Face recognition of individuals from several million images is useful for solving crimes. How should hundreds of millions of untagged face images be grouped into an unspecified number of identities? Otto et al. present an effective algorithm for partitioning millions of images into significantly reduced clusters.
The authors succinctly summarize the strengths and weakness of the leading-edge spectral, hierarchical, partial, k-means, rank-order, and approximate rank-order clustering algorithms. These clustering methods have used features such as component-based, deep, gradient, and pixel intensity to group millions of face images into significantly reduced numbers of subject identities. Clearly, reasonably effective clustering algorithms of very large image datasets may still generate too many groups of face images for manual follow-up investigations. Moreover, the polynomial runtimes used by reputable algorithms to cluster images is unacceptable.

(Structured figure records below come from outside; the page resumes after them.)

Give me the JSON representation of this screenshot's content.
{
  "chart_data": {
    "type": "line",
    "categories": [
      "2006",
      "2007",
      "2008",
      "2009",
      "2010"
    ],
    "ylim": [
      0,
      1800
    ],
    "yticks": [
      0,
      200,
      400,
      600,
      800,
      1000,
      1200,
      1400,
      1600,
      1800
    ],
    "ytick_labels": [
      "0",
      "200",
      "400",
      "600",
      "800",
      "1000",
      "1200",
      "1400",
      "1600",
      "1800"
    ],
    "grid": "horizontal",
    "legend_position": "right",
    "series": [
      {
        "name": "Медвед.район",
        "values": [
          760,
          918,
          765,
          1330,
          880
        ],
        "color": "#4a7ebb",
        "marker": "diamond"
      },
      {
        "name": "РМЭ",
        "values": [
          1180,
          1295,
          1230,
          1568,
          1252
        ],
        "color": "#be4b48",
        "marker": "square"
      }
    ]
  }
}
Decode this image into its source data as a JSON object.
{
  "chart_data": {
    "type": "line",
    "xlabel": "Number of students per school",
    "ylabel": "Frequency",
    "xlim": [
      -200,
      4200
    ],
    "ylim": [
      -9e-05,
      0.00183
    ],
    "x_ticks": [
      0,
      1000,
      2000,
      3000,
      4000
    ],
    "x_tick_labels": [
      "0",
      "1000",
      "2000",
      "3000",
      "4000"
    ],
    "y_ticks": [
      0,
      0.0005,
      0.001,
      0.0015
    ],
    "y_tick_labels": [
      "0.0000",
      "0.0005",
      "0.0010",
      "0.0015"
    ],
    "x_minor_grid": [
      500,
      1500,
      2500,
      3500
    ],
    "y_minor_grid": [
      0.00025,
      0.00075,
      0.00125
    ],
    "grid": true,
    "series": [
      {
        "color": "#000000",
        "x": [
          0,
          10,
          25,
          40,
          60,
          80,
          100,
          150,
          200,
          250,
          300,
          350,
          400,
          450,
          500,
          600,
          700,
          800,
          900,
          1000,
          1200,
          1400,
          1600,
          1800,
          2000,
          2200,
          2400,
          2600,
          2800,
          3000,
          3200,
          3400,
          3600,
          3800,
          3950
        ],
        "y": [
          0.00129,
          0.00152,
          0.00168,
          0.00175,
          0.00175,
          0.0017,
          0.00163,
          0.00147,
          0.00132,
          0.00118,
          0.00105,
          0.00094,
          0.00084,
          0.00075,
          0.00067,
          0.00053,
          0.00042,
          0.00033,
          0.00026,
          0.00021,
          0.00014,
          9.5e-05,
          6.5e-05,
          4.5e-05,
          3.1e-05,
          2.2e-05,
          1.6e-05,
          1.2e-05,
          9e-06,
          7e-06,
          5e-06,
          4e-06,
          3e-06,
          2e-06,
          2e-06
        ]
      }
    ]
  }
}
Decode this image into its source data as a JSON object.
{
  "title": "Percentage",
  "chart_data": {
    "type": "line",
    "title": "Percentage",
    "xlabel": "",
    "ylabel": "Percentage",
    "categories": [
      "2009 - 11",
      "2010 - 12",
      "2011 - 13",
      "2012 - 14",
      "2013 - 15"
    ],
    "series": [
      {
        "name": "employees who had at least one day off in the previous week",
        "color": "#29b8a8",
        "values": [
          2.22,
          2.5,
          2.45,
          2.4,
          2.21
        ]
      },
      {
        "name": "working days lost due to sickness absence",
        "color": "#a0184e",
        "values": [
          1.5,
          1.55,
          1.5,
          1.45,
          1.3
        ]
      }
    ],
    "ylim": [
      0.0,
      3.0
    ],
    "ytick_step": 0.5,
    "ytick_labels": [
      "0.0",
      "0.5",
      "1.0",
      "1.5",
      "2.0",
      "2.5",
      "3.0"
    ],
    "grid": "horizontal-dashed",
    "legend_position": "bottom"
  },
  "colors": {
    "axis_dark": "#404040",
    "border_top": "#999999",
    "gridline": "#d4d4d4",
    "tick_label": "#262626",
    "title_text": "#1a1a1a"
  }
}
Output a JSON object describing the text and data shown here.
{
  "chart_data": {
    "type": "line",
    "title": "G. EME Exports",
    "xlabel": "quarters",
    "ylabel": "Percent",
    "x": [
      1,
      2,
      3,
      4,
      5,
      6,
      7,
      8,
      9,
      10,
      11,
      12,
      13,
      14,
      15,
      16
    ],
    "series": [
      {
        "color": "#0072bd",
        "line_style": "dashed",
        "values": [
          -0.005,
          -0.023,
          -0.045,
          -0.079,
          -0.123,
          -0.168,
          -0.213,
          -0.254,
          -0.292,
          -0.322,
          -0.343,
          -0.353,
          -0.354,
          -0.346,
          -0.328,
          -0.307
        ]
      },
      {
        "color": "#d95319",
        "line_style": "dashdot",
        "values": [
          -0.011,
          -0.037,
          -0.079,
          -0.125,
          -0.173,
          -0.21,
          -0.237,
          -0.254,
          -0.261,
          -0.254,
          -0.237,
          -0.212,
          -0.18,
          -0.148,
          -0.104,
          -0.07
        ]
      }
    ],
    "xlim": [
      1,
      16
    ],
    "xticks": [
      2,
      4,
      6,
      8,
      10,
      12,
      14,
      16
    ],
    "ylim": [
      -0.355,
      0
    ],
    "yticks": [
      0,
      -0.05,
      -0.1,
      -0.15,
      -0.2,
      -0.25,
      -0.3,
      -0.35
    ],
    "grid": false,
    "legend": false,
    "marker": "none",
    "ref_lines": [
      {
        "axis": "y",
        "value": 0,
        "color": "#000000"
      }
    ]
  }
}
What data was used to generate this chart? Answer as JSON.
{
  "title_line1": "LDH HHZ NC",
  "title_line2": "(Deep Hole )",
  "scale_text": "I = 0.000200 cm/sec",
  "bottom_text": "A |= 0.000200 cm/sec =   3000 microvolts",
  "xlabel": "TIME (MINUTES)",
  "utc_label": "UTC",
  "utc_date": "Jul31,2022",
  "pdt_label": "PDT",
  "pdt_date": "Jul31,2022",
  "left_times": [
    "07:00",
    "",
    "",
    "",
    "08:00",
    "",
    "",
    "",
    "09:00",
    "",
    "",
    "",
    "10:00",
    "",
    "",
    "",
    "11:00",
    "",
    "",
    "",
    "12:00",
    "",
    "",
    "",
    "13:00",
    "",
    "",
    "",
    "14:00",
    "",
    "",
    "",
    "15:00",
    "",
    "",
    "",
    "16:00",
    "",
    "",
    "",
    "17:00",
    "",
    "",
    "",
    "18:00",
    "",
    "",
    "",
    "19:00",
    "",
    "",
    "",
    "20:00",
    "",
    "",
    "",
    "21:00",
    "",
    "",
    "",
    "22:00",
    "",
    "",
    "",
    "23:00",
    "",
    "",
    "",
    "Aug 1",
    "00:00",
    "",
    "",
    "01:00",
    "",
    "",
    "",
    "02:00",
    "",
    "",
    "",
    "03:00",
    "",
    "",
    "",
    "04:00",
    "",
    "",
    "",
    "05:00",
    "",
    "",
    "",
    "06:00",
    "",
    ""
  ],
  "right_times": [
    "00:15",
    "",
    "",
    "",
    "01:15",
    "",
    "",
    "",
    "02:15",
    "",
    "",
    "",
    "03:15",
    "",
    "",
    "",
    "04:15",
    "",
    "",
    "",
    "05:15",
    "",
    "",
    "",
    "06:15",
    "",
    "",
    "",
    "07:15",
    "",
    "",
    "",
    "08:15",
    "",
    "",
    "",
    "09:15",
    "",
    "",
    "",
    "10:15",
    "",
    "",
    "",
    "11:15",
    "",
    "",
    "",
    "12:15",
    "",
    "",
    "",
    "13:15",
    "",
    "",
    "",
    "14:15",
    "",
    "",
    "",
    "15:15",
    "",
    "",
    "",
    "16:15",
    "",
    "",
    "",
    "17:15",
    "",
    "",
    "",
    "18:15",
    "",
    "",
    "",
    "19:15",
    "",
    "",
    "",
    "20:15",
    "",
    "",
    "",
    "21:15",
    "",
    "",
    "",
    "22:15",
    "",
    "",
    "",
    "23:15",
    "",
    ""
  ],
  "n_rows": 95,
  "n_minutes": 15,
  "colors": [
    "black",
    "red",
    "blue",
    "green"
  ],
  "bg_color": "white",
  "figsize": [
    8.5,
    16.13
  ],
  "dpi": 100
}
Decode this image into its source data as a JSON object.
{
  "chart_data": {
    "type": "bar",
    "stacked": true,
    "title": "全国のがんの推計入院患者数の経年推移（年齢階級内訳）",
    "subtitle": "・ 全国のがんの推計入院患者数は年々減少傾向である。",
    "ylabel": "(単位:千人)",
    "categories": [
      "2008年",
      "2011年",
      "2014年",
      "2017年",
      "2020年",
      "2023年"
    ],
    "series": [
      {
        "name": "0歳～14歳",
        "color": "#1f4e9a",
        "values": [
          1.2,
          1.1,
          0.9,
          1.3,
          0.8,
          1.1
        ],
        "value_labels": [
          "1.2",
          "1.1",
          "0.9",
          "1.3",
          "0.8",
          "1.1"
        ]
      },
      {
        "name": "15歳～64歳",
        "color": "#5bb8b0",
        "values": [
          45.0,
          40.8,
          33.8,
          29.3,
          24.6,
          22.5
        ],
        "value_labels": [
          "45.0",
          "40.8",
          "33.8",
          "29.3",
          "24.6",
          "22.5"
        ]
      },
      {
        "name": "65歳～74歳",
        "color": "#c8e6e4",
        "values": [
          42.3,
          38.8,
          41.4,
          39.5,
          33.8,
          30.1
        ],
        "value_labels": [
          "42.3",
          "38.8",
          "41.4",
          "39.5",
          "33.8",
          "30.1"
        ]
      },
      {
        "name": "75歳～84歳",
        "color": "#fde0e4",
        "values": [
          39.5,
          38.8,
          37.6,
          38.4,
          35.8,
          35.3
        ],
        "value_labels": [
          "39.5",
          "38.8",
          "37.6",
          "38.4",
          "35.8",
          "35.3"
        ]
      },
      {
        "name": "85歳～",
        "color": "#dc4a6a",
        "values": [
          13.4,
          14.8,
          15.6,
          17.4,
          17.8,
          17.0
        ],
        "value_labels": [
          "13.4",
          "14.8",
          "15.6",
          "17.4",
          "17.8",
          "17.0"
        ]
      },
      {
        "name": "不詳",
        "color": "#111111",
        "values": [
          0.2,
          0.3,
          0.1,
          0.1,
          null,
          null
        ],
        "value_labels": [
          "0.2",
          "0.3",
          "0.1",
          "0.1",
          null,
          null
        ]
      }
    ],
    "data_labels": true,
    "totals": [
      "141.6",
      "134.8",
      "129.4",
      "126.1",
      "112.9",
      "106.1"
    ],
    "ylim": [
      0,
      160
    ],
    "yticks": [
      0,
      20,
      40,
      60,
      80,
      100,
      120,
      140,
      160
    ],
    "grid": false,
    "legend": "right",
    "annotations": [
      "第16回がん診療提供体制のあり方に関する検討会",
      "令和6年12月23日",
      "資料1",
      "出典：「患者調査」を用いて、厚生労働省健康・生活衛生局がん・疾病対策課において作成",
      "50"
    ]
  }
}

The authors propose an algorithm for identifying top nearby related images by computing the approximate rank-order among pairs of top neighboring image samples. They evaluate the performance of large-scale clustering by combining the reputable Labeled Faces in the Wild (LFW) dataset with nearly 123 million unlabeled images and an augmented face image dataset. The unique contributions of this paper include a scalable approximate nearest neighbor algorithm to enhance clustering accuracy, including images from videos; reliable experimental results from well-known deep networks of large-scale supervised face recognition; and a reliable measure for assessing the quality of subsets of images from clusters. I call on artificial intelligence experts to offer insights into ways of automatically selecting superior clusters in huge unlabeled image datasets.